We take no position on whether it is good or bad to compel out-of-state merchants to collect sales taxes. That is for the people to decide. What we do think is Justice Roberts, joined by Justices Breyer, Sotomayor, and Kagan, have a much more sensible answer to this issue. They do not approve of the prior decisions that set up the old nexus test, even agreeing with the majority that it was wrongly decided at the time. Nevertheless, people depend on precedent, and it should not lightly be overturned, particularly in cases where a legislative remedy is readily available. This is not an issue of a fundamental constitutional right such as free speech or freedom of assembly. This is about making it easier for states to impose certain taxation requirements on merchants. A constitutional amendment is not required to change the outcome. It simply needs Congress to pass a law delegating to the states certain powers under the Commerce Clause.
The minority points out, "Correctly calculating and remitting sales taxes on all e-commerce sales
will likely prove baffling for many retailers.

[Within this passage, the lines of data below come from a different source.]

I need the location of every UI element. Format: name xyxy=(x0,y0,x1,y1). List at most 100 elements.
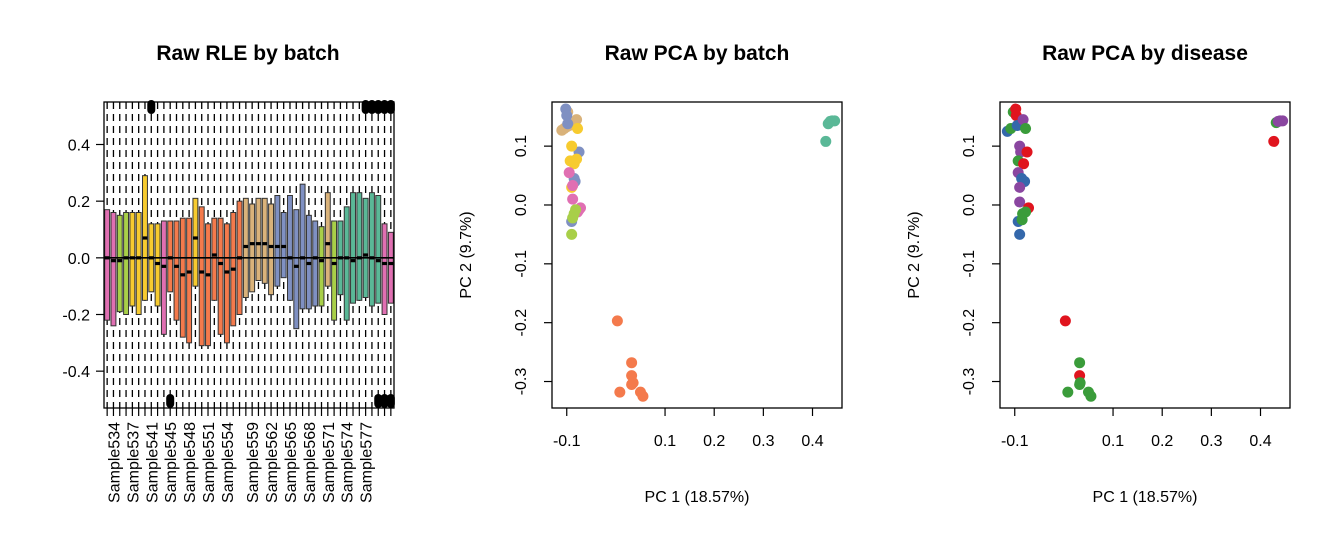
y-tick-label: 0.1 xyxy=(961,135,978,157)
pca-batch-panel: Raw PCA by batch PC 1 (18.57%) PC 2 (9.7… xyxy=(458,42,843,506)
scatter-point xyxy=(611,315,623,327)
rle-boxplot-panel: Raw RLE by batch -0.4 -0.2 0.0 0.2 0.4 Sample… xyxy=(62,42,395,503)
rle-box xyxy=(179,217,186,338)
rle-x-tick-label: Sample537 xyxy=(125,422,142,503)
scatter-point xyxy=(614,386,626,398)
rle-box xyxy=(192,197,199,287)
x-tick-label: -0.1 xyxy=(1001,433,1029,450)
rle-outlier-high xyxy=(367,100,376,114)
pca-batch-xlabel: PC 1 (18.57%) xyxy=(645,489,750,506)
rle-box xyxy=(293,209,300,330)
rle-x-tick-label: Sample534 xyxy=(106,422,123,503)
scatter-point xyxy=(1059,315,1071,327)
rle-outlier-low xyxy=(380,394,389,408)
rle-box xyxy=(186,217,193,344)
x-tick-label: 0.4 xyxy=(1249,433,1271,450)
x-tick-label: -0.1 xyxy=(553,433,581,450)
rle-y-tick-label: 0.2 xyxy=(68,194,90,211)
scatter-point xyxy=(567,212,579,224)
y-tick-label: 0.0 xyxy=(961,194,978,216)
scatter-point xyxy=(566,140,578,152)
rle-box xyxy=(299,183,306,310)
rle-outlier-high xyxy=(374,100,383,114)
rle-box xyxy=(343,206,350,321)
rle-x-tick-label: Sample541 xyxy=(144,422,161,503)
scatter-point xyxy=(566,228,578,240)
rle-x-tick-label: Sample559 xyxy=(245,422,262,503)
scatter-point xyxy=(626,357,638,369)
rle-box xyxy=(160,220,167,335)
rle-box xyxy=(375,195,382,304)
rle-box xyxy=(312,220,319,307)
y-tick-label: 0.1 xyxy=(513,135,530,157)
rle-box xyxy=(104,209,111,321)
rle-x-tick-label: Sample548 xyxy=(182,422,199,503)
rle-y-tick-label: -0.4 xyxy=(62,364,90,381)
rle-outlier-high xyxy=(147,100,156,114)
scatter-point xyxy=(561,110,573,122)
rle-x-tick-label: Sample571 xyxy=(321,422,338,503)
rle-box xyxy=(223,223,230,344)
y-tick-label: -0.2 xyxy=(961,309,978,337)
scatter-point xyxy=(626,378,638,390)
scatter-point xyxy=(567,180,579,192)
scatter-point xyxy=(829,115,841,127)
scatter-point xyxy=(1074,378,1086,390)
scatter-point xyxy=(563,167,575,179)
rle-title: Raw RLE by batch xyxy=(156,42,339,65)
rle-outlier-high xyxy=(361,100,370,114)
rle-box xyxy=(268,203,275,296)
rle-box xyxy=(173,220,180,321)
scatter-point xyxy=(1085,390,1097,402)
x-tick-label: 0.2 xyxy=(703,433,725,450)
scatter-point xyxy=(1014,228,1026,240)
x-tick-label: 0.1 xyxy=(1102,433,1124,450)
scatter-point xyxy=(1021,146,1033,158)
y-tick-label: -0.1 xyxy=(961,250,978,278)
rle-box xyxy=(205,223,211,347)
rle-x-tick-label: Sample574 xyxy=(340,422,357,503)
scatter-point xyxy=(1062,386,1074,398)
rle-box xyxy=(368,192,375,307)
pca-batch-plot-frame xyxy=(551,101,843,409)
rle-x-tick-label: Sample577 xyxy=(359,422,376,503)
rle-y-tick-label: 0.0 xyxy=(68,251,90,268)
rle-plot-frame xyxy=(103,101,395,409)
pca-disease-ylabel: PC 2 (9.7%) xyxy=(906,211,923,298)
rle-y-tick-label: -0.2 xyxy=(62,308,90,325)
scatter-point xyxy=(1074,357,1086,369)
rle-box xyxy=(261,197,268,284)
x-tick-label: 0.2 xyxy=(1151,433,1173,450)
rle-outlier-low xyxy=(386,394,395,408)
y-tick-label: -0.3 xyxy=(513,368,530,396)
x-tick-label: 0.3 xyxy=(1200,433,1222,450)
scatter-point xyxy=(1014,196,1026,208)
scatter-point xyxy=(567,193,579,205)
y-tick-label: -0.3 xyxy=(961,368,978,396)
scatter-point xyxy=(572,122,584,134)
rle-box xyxy=(217,217,224,335)
rle-x-tick-label: Sample551 xyxy=(201,422,218,503)
y-tick-label: -0.2 xyxy=(513,309,530,337)
rle-box xyxy=(387,231,394,304)
pca-batch-title: Raw PCA by batch xyxy=(605,42,790,65)
rle-box xyxy=(362,197,369,298)
y-tick-label: -0.1 xyxy=(513,250,530,278)
rle-box xyxy=(381,223,388,315)
pca-disease-xlabel: PC 1 (18.57%) xyxy=(1093,489,1198,506)
y-tick-label: 0.0 xyxy=(513,194,530,216)
x-tick-label: 0.4 xyxy=(801,433,823,450)
scatter-point xyxy=(637,390,649,402)
rle-y-tick-label: 0.4 xyxy=(68,138,90,155)
rle-outlier-low xyxy=(374,394,383,408)
rle-box xyxy=(123,212,130,315)
rle-x-tick-label: Sample565 xyxy=(283,422,300,503)
rle-box xyxy=(135,212,142,315)
rle-x-tick-label: Sample545 xyxy=(163,422,180,503)
rle-outlier-high xyxy=(386,100,395,114)
x-tick-label: 0.1 xyxy=(654,433,676,450)
rle-box xyxy=(116,214,123,313)
scatter-point xyxy=(1014,181,1026,193)
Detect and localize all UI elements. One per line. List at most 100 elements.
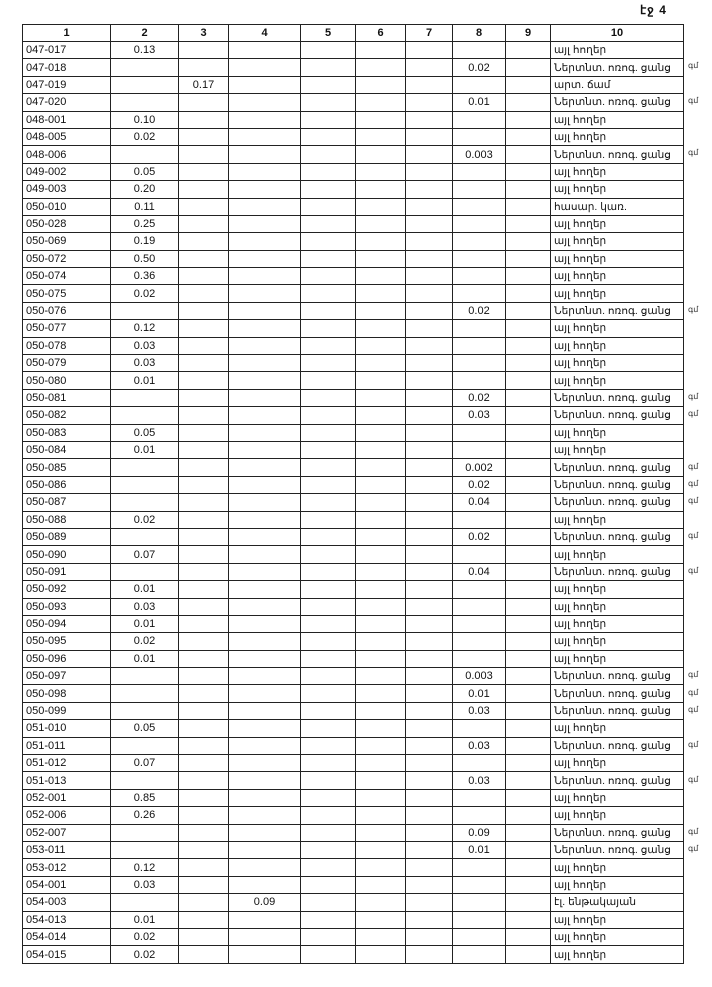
empty-cell [355,771,406,790]
cell-col-2: 0.02 [110,632,179,651]
table-row: 052-007 0.09 Ներտնտ. ոռոգ. ցանց [22,823,684,842]
empty-cell [355,527,406,547]
cell-col-4 [228,684,301,703]
cell-col-4 [228,632,301,651]
cell-col-4 [228,858,301,877]
cell-col-8: 0.09 [452,823,506,842]
cell-col-8 [452,580,506,599]
cell-col-4 [228,475,301,495]
empty-cell [300,893,356,912]
empty-cell [405,719,453,738]
cell-col-4 [228,945,301,964]
cell-col-3 [178,632,229,651]
cell-col-3 [178,180,229,199]
cell-col-2: 0.02 [110,127,179,147]
cell-col-4 [228,75,301,95]
empty-cell [300,40,356,60]
cell-col-8 [452,614,506,634]
cell-col-1: 050-084 [22,440,111,460]
cell-col-4 [228,562,301,582]
empty-cell [505,893,551,912]
table-row: 051-011 0.03 Ներտնտ. ոռոգ. ցանց [22,736,684,756]
margin-note: գմ [688,566,699,575]
cell-col-3 [178,580,229,599]
table-row: 047-017 0.13 այլ հողեր [22,40,684,60]
empty-cell [405,388,453,408]
empty-cell [300,93,356,112]
empty-cell [300,388,356,408]
empty-cell [405,927,453,947]
empty-cell [355,684,406,703]
cell-col-4 [228,806,301,825]
empty-cell [355,440,406,460]
cell-col-8 [452,354,506,373]
cell-col-4 [228,510,301,529]
empty-cell [300,301,356,321]
cell-col-2: 0.02 [110,927,179,947]
table-row: 047-018 0.02 Ներտնտ. ոռոգ. ցանց [22,58,684,77]
cell-col-10: Ներտնտ. ոռոգ. ցանց [550,562,684,582]
empty-cell [355,910,406,929]
empty-cell [405,371,453,390]
column-header: 2 [110,24,179,42]
empty-cell [355,580,406,599]
cell-col-10: այլ հողեր [550,858,684,877]
cell-col-4 [228,458,301,477]
cell-col-2: 0.03 [110,875,179,895]
cell-col-3 [178,893,229,912]
cell-col-3 [178,232,229,251]
cell-col-4 [228,840,301,860]
cell-col-3 [178,945,229,964]
cell-col-3 [178,127,229,147]
cell-col-10: Ներտնտ. ոռոգ. ցանց [550,458,684,477]
table-row: 054-013 0.01 այլ հողեր [22,910,684,929]
cell-col-3 [178,371,229,390]
cell-col-4 [228,754,301,773]
cell-col-3 [178,771,229,790]
table-row: 047-020 0.01 Ներտնտ. ոռոգ. ցանց [22,93,684,112]
empty-cell [300,58,356,77]
margin-note: գմ [688,687,699,697]
empty-cell [355,214,406,234]
cell-col-3 [178,875,229,895]
cell-col-10: Ներտնտ. ոռոգ. ցանց [550,93,684,112]
cell-col-3 [178,249,229,269]
empty-cell [505,545,551,564]
empty-cell [505,840,551,860]
cell-col-10: այլ հողեր [550,806,684,825]
cell-col-3 [178,93,229,112]
empty-cell [300,597,356,616]
cell-col-2 [110,75,179,95]
empty-cell [505,875,551,895]
empty-cell [300,127,356,147]
cell-col-10: Ներտնտ. ոռոգ. ցանց [550,771,684,790]
table-row: 050-087 0.04 Ներտնտ. ոռոգ. ցանց [22,493,684,512]
cell-col-4 [228,788,301,808]
cell-col-2: 0.03 [110,597,179,616]
cell-col-10: այլ հողեր [550,614,684,634]
empty-cell [405,336,453,356]
cell-col-1: 054-015 [22,945,111,964]
cell-col-10: այլ հողեր [550,249,684,269]
cell-col-2 [110,893,179,912]
cell-col-10: Ներտնտ. ոռոգ. ցանց [550,58,684,77]
cell-col-10: արտ. ճամ [550,75,684,95]
cell-col-3 [178,284,229,303]
margin-note: գմ [688,461,699,471]
margin-note: գմ [688,409,699,419]
empty-cell [355,701,406,721]
cell-col-4 [228,910,301,929]
table-row: 050-081 0.02 Ներտնտ. ոռոգ. ցանց [22,388,684,408]
cell-col-1: 050-010 [22,197,111,216]
table-row: 054-014 0.02 այլ հողեր [22,927,684,947]
table-row: 050-095 0.02 այլ հողեր [22,632,684,651]
cell-col-2: 0.19 [110,232,179,251]
cell-col-8 [452,371,506,390]
cell-col-1: 050-076 [22,301,111,321]
cell-col-8 [452,440,506,460]
cell-col-1: 053-011 [22,840,111,860]
empty-cell [505,58,551,77]
column-header: 9 [505,24,551,42]
empty-cell [355,545,406,564]
cell-col-3 [178,701,229,721]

Over 10,000 jurisdictions levy sales taxes, each with different tax rates, different rules governing tax-exempt goods and services, different product category definitions, and different standards for determining whether an out-of-state seller has a substantial presence in the jurisdiction." They continue, "The burden will fall disproportionately on small businesses... A good reason to leave these matters to Congress is that legislators may more directly consider the competing interests at stake. Unlike this Court, Congress has the flexibility to address these questions in a wide variety of ways."
It may be true that 41 states supported South Dakota in its quest to facilitate tax collection in this manner, but a solution is already in the hands of the elected representatives of those states in Washington. If this is what their people desire, those representatives can make those changes, and implement them in the fairest way possible, any time they so choose. So far, those elected representatives have not made this choice, but that is not a good reason for the Court to make it on their behalf.